His grandfather was driving on the highway. His grandmother sat in the passenger seat, smoking cigarettes. Recently Bezos had been hearing an ad campaign about smoking. The gist of it was that every puff of a cigarette reduced your life by two minutes. This intrigued him—purely as a mental math problem.

He thought about his grandmother’s smoking habits and made a bunch of calculations in his head. Finally he came up with the answer! He tapped his grandmother on the shoulder. “At two minutes per puff, you’ve taken nine years off of your life!”

Bezos thought he would be applauded for his cleverness. So he was shocked when his grandmother burst into tears. His grandfather pulled over on the shoulder and got out of the car. Then he opened Jeff’s door and waited for him to get out.

Jeff had never heard a harsh word from his grandfather, a smart, quiet man. Would he get yelled at? Would he be forced to apologize?

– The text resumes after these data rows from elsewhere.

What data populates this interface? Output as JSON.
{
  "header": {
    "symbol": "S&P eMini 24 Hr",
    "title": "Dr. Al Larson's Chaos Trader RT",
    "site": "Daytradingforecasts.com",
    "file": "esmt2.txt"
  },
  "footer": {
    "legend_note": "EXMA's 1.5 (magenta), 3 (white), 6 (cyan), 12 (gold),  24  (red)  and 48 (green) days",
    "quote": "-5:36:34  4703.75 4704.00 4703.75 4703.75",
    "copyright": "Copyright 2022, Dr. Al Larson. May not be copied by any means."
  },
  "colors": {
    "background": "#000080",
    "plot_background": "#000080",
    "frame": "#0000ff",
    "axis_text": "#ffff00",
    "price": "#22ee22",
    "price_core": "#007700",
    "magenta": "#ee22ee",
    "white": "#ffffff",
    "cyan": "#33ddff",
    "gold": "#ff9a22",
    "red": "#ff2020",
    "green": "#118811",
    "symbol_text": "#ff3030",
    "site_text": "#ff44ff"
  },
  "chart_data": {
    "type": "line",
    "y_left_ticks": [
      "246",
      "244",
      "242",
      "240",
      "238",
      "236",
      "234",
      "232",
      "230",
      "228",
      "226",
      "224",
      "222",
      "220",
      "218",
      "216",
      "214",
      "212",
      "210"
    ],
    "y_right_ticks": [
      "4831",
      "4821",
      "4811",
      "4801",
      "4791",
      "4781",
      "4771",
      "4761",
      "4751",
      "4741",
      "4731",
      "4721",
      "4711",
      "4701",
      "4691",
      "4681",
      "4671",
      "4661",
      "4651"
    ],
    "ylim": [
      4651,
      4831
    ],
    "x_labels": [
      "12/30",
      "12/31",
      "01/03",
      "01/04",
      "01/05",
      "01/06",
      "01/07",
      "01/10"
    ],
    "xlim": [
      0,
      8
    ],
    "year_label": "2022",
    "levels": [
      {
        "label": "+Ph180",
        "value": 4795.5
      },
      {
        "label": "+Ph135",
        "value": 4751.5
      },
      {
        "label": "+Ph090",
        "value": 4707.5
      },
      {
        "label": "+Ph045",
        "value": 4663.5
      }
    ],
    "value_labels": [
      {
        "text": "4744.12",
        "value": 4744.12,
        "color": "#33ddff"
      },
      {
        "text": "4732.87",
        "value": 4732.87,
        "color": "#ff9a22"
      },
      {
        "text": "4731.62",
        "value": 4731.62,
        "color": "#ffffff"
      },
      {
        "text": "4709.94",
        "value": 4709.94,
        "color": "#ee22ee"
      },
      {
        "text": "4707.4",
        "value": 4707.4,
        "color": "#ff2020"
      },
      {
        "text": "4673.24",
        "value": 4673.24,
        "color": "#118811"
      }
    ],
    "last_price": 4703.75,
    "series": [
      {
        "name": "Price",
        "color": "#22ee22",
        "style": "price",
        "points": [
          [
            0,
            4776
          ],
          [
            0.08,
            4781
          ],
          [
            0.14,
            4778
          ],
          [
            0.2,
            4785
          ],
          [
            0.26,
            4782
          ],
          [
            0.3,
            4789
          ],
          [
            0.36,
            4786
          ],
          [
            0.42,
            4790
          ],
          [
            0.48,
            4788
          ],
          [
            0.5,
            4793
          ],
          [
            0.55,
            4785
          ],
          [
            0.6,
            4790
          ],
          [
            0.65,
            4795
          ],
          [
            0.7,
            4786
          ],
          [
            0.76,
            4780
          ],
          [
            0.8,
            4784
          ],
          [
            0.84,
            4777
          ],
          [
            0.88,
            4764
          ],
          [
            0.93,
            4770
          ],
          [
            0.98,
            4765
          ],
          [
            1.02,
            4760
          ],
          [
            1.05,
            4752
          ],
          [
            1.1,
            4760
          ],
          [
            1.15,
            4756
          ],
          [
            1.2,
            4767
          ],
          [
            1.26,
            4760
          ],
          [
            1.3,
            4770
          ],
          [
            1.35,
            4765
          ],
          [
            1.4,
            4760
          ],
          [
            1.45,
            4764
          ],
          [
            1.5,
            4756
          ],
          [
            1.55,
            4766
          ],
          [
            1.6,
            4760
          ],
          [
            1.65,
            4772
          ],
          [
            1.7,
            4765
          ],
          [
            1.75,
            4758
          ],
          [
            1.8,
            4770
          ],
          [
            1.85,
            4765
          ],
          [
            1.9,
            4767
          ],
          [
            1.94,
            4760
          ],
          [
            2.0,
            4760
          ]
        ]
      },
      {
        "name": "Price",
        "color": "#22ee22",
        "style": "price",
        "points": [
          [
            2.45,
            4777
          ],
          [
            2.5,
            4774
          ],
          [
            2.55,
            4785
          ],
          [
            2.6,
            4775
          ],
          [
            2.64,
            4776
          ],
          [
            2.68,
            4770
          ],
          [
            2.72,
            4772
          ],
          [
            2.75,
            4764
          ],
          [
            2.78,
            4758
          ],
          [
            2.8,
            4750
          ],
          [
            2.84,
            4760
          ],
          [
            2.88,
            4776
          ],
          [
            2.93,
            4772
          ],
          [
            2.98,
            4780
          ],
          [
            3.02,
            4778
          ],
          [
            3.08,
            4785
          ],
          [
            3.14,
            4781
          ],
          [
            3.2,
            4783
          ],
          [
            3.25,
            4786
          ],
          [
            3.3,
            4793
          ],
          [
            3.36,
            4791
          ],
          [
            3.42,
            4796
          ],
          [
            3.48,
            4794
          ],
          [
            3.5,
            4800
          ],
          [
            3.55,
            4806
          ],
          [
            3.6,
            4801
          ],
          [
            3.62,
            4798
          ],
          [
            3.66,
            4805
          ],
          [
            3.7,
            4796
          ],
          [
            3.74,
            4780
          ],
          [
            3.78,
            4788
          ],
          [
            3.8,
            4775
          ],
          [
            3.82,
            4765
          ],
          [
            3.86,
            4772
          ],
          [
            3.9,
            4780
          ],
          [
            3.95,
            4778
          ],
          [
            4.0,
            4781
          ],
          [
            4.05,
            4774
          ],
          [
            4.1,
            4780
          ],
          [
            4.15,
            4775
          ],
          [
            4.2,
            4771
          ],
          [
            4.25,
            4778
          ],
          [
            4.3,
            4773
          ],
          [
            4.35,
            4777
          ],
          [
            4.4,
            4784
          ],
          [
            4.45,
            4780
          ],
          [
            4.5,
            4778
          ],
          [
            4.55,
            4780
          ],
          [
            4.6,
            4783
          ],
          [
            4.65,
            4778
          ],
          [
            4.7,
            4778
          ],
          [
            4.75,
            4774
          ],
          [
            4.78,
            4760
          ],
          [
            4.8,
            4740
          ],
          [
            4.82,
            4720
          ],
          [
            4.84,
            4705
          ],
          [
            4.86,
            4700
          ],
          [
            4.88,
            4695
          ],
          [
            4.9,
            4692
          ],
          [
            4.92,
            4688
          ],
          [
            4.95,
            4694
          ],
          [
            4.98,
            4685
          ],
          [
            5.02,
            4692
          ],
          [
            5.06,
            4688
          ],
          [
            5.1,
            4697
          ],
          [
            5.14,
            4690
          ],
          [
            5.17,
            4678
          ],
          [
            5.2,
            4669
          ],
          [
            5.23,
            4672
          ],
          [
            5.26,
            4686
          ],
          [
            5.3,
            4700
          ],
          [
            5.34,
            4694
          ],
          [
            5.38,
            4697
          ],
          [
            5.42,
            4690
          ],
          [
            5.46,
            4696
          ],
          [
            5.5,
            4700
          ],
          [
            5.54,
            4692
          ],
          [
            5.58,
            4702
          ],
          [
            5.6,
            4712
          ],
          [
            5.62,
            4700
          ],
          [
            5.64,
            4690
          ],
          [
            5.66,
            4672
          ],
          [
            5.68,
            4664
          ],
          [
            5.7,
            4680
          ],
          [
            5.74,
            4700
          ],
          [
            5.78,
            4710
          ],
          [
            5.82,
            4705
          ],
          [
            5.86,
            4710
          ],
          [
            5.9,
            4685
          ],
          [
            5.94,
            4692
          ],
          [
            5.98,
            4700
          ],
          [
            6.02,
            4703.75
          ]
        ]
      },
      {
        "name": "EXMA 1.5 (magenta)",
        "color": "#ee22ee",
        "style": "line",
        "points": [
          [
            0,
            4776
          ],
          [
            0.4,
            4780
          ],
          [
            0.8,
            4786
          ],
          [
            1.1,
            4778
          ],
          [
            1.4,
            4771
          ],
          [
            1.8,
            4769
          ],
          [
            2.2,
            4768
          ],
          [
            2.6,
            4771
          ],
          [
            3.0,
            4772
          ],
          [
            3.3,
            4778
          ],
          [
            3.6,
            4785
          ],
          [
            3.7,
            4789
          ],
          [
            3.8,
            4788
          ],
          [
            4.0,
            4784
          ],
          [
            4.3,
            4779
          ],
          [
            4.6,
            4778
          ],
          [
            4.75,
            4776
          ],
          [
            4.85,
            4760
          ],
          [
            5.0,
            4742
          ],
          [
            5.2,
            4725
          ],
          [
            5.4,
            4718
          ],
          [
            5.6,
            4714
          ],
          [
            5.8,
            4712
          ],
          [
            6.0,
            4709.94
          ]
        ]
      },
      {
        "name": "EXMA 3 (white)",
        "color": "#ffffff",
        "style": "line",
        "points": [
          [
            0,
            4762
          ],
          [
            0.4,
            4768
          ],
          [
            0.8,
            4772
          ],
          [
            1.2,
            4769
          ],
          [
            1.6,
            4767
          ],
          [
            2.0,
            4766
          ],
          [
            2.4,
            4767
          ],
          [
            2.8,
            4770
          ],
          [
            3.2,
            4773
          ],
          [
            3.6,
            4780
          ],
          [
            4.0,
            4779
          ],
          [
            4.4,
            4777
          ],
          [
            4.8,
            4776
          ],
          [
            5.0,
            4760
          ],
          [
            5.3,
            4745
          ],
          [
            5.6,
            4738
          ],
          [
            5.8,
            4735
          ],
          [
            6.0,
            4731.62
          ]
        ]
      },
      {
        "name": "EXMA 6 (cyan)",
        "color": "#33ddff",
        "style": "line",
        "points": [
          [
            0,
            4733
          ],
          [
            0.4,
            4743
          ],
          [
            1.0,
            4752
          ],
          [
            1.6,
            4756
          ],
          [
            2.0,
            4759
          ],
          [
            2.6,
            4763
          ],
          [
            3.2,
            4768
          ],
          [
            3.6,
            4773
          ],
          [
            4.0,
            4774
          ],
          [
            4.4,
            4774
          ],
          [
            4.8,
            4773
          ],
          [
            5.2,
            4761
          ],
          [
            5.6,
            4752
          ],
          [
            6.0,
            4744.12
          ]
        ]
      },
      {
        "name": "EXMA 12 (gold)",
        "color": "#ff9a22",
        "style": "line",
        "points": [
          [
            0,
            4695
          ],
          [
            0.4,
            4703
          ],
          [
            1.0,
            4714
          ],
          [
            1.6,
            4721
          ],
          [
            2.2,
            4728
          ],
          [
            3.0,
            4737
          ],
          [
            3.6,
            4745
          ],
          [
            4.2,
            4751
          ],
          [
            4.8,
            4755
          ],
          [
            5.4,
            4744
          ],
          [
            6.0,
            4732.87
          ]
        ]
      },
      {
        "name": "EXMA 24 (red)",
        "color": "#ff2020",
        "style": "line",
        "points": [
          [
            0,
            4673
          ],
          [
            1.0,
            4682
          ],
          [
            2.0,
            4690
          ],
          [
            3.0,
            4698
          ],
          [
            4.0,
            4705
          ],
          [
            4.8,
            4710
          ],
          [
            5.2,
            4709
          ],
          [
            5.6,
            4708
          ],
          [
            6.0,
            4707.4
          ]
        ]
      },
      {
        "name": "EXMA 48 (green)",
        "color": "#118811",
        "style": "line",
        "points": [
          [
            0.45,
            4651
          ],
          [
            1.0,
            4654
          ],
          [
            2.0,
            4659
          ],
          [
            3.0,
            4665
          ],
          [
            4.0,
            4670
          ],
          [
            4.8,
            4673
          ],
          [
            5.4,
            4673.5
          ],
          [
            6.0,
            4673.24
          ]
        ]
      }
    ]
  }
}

His grandfather looked at him silently for several seconds. Then—calmly and gently—his grandfather said, “Jeff, one day you’ll understand that it’s harder to be kind than clever.”

What’s the leadership lesson here? It’s very easy to focus on coming up with the right answer without considering how it may be heard by others. When you’re delivering news, you always need to anticipate how your audience might react.

This story is also a great example of how you can develop and deliver personal stories that highlight your brand. Bezos has said that “our goal is to be earth’s most customer-centric company.” And it’s working: Amazon was named the most trusted consumer brand earlier this year.

You have to wonder if that intense focus on the customer’s point of view grew out of that roadside conversation when he was ten years old.

What turning points have made you who you are as a business leader? Drill into the details, and you’re bound to end up with a story that highlights your leadership brand.